In the News
Travel Advisory: Women Legally Required to Breastfeed Adult Males in Saudi Arabia
Tourism in Saudi Arabia is expected to grow since it’s been revealed that Saudi clerics advocate adult breastfeeding — that is, men drinking women’s breast milk to establish “maternal relations.”
Couldn’t they just establish “maternal relations” by having women wipe dirt from their faces with Mom Spit or have the women admonish them with a proper motherly phrase such as, “Because I said so!”?
I guess I should offer those brilliant ideas to Sheikh Al Obeikan, an adviser to the royal court and consultant to the Ministry of Justice, who set off this debate recently when he said on TV that women who come into regular contact with men who aren’t related to them ought to give them their breast milk so they will be considered relatives.
I don’t mean to be disrespectful, but I think somebody needs to give the sheik a lesson in how lactation works. One important fact: It doesn’t always work.
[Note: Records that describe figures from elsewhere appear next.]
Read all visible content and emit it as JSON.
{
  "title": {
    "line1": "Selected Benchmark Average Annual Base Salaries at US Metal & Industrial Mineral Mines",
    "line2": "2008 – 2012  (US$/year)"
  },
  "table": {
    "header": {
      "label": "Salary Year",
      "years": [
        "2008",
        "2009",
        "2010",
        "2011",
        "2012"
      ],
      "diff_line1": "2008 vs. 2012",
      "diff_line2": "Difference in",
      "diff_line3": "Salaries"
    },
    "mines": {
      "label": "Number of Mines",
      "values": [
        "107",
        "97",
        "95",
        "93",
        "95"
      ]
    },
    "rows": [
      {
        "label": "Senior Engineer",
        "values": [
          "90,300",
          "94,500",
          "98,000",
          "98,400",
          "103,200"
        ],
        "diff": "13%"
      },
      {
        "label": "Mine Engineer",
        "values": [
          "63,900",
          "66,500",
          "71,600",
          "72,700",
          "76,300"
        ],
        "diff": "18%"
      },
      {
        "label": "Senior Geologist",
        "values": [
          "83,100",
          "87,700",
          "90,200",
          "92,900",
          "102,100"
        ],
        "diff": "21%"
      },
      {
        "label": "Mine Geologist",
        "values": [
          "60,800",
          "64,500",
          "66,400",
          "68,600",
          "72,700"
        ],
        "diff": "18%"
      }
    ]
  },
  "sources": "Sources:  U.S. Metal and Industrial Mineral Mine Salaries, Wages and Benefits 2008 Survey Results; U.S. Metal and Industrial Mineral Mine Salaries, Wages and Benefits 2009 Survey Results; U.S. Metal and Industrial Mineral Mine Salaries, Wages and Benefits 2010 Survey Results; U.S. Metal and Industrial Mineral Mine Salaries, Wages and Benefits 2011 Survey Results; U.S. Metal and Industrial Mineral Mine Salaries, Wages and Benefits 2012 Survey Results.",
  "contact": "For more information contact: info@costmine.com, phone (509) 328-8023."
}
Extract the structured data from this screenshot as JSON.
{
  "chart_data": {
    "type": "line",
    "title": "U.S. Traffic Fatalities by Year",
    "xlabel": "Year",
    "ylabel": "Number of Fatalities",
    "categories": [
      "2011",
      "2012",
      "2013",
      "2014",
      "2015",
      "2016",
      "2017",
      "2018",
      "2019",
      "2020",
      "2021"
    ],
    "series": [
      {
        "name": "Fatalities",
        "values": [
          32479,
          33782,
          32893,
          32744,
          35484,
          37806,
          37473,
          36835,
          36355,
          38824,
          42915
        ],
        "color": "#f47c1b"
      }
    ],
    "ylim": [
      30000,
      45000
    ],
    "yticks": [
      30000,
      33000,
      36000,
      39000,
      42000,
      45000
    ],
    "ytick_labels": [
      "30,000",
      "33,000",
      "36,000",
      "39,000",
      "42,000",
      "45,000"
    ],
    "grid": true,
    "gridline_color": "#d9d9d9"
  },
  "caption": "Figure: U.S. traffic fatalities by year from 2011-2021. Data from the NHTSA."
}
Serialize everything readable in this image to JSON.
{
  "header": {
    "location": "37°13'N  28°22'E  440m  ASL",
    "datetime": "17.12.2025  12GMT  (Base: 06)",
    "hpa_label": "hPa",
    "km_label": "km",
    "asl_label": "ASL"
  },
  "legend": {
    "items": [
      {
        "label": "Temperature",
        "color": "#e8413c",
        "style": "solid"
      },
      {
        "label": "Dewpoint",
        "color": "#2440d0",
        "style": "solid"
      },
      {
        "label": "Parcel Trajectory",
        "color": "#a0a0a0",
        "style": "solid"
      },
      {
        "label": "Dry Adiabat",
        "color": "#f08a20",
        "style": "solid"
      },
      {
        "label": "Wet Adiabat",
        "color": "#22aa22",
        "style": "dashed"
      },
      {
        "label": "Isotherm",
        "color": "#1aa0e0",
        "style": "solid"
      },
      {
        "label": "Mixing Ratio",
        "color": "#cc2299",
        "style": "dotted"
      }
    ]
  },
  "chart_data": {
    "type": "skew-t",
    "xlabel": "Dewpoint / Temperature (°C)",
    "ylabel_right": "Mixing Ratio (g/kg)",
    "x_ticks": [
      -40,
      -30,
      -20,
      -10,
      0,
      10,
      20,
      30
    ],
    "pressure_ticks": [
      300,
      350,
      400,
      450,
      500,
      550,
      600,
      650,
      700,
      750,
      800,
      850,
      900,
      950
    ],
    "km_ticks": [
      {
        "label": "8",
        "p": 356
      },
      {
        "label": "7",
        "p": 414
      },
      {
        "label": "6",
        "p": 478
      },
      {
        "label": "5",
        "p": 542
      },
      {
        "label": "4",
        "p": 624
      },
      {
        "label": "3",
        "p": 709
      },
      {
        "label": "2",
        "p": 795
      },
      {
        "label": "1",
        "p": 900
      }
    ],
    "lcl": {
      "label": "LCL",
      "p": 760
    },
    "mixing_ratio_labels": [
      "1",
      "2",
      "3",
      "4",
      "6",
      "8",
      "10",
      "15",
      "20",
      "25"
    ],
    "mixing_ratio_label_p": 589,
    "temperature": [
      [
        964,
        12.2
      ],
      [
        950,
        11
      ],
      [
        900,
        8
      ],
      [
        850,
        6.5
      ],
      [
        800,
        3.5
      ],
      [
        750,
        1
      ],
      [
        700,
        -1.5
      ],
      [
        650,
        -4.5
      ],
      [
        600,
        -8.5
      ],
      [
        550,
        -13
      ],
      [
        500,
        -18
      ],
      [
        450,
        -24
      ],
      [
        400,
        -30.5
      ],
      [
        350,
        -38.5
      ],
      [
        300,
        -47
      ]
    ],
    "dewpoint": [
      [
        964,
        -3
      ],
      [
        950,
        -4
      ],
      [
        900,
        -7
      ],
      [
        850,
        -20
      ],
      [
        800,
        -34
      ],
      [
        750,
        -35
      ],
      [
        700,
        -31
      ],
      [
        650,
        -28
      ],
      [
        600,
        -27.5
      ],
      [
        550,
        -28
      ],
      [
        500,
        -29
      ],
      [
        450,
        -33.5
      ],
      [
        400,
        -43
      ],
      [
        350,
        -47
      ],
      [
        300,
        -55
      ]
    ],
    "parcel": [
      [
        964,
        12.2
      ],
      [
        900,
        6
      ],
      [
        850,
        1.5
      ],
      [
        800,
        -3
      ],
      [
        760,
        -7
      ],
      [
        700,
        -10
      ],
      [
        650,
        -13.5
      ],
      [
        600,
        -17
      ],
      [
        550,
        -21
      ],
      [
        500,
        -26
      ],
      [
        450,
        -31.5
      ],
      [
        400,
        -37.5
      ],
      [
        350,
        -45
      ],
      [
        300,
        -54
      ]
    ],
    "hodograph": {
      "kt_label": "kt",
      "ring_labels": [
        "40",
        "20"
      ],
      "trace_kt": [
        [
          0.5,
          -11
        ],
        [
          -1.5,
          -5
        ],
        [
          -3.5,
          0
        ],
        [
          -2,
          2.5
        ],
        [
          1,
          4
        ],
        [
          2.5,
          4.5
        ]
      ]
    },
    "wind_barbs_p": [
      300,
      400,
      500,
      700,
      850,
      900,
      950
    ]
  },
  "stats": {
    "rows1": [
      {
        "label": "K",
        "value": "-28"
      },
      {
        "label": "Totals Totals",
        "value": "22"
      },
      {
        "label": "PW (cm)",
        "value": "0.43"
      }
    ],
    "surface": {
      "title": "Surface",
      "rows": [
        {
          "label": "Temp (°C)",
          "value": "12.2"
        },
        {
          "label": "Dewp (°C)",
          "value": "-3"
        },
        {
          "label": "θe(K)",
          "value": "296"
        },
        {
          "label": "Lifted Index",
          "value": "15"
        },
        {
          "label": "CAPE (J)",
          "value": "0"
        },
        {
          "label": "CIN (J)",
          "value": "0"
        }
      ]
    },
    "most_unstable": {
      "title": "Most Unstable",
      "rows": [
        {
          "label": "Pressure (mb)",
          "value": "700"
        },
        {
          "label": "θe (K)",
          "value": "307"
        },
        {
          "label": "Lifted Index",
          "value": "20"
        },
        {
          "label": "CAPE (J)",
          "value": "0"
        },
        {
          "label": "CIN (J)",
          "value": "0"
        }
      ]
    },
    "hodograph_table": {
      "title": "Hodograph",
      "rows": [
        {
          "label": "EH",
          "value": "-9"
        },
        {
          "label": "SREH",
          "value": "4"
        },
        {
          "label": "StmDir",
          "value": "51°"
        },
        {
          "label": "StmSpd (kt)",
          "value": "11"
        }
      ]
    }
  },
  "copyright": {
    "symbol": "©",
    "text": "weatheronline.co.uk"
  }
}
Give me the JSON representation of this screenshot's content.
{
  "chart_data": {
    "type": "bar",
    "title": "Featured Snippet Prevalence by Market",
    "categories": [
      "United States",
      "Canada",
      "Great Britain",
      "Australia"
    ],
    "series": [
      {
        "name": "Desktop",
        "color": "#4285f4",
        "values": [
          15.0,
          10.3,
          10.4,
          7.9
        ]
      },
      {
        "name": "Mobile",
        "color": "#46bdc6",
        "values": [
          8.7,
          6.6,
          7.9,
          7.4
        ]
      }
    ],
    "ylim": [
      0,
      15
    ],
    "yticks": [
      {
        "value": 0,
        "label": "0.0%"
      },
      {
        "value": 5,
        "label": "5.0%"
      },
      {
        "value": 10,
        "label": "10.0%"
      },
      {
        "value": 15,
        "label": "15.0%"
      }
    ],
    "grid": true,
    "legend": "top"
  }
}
“The man should take the milk, but not directly from the breast of the woman,” Al Obeikan said, according to Gulf News. “He should drink it and then becomes a relative of the family, a fact that allows him to come in contact with the women without breaking Islam’s rules about mixing.”
Obeikan said the fatwa applied to men who live in the same house or come into contact with women on a regular basis, except for drivers.
Al Obeikan, who made the statement after being asked about a 2007 fatwa issued by an Egyptian scholar about adult breast-feeding, said that the breast milk ought to be pumped out and given to men in a glass.
However, his remarks were followed by an announcement by another high-profile sheik, Abi Ishaq Al Huwaini, who said that men should suckle the breast milk directly from a woman’s breast. Oh no. No, no, no, no, no.
Surprise, surprise: Shortly after the two sheiks weighed in on the matter, a bus driver in the country’s Eastern Region reportedly told one of the female teachers whom he drives regularly that he wanted to suckle milk from her breast. The teacher has threatened to file a lawsuit against him.
Under Islamic law, women are encouraged to nurse their children until the age of 2. It is common for sisters, for example, to breast-feed their nephews so they will not have to cover their faces in front of them later in life. The custom is called being a “breast milk sibling.” Breast milk siblings have to be breastfed before the age of 2 in five “fulfilling” sessions. Islam prohibits sexual relations between a man and any woman who breastfed him in infancy. They are then allowed to be alone together when the man is an adult because he is not considered a potential mate.
I can only imagine the cringe-worthy pick-up lines this news will encourage among male tourists.